Being a GC can be a great job. And as ex-HP GC Ann Baskins has learned, at times it’s an extremely difficult one.
Sue Reisinger of Corporate Counsel magazine gives a very close look at the twists and turns Ms. Baskins’ role in the director leak saga. The entire article is worth a close reading.
Beginning like the first page of a novel by Dickens, Ms. Reisinger lets us know quickly who is going to take a large part of the blame:
While Baskins sat quietly, former HP Chairwoman Patricia Dunn and CEO Mark Hurd told the committee that Baskins was to blame for the mess. They said that she had given them bad legal advice, and that she knew about and permitted the use of “pretexting” — using false pretenses to obtain personal information about others. Even Baskins’ longtime friend and HP’s outside counsel, Larry Sonsini of Wilson Sonsini Goodrich & Rosati, told Congress: “I think the record has become quite clear that who was in charge [of the spying] was the HP internal legal department. They took the responsibility on, rightly or wrongly.”
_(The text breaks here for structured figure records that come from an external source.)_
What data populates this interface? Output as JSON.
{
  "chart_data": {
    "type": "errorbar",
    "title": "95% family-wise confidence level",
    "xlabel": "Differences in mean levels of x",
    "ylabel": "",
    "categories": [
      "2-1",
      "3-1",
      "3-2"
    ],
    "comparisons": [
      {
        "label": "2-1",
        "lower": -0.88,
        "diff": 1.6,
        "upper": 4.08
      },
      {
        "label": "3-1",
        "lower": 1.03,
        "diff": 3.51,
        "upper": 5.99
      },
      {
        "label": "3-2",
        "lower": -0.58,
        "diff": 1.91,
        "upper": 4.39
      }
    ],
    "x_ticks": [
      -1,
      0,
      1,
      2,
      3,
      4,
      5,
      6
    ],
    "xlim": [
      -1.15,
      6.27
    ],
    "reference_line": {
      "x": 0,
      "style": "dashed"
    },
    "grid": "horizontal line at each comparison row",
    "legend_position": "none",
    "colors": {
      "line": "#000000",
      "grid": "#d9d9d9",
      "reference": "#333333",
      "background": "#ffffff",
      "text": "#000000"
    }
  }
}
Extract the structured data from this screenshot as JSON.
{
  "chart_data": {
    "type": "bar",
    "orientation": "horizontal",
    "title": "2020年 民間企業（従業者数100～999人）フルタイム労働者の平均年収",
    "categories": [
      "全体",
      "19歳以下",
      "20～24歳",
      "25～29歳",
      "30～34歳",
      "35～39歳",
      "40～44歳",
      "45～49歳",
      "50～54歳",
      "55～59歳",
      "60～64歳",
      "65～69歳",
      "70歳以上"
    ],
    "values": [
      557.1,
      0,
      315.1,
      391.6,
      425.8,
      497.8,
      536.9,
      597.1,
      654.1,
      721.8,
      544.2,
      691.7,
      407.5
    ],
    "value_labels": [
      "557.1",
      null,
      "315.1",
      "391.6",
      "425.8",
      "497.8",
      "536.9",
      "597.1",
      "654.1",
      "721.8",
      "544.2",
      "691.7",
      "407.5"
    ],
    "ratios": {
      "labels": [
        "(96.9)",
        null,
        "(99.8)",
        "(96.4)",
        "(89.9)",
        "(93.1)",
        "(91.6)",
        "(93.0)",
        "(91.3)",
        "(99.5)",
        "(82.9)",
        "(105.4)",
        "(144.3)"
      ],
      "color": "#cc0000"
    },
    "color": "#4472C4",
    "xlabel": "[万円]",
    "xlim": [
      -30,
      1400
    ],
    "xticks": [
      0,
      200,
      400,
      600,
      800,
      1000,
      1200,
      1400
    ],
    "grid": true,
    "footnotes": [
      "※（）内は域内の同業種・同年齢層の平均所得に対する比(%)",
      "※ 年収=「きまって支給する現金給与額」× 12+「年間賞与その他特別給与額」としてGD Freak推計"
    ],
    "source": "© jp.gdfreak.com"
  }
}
So much for teamwork, which is tough to expect when you have to go through this:
(Credit: Chuck Kennedy/MCT)
A reaction from a quoted-but-anonymous GC caught my eye:
One GC who has overseen investigations for his Fortune 500 media company says that beyond the legal and the ethical issues, Baskins failed to ask the crucial question: “How will all this affect the company if it shows up on page one of The New York Times?”
Bingo. That’s a line I’ve used in every compliance training I’ve ever performed. (Note: just insert name of local paper; the Times doesn’t resonate everywhere west of the Hudson.)
At the hearing, Congress couldn’t resist the opportunity to manufacture sound bites, either. Why don’t they spend more time on issues that are truly in the national interest? Like steroids in baseball?
In fact, Congress is engaged in some pretexting itself; CEO Mark Hurd still find himself under scrutiny for stock sales at the time things were starting to unravel.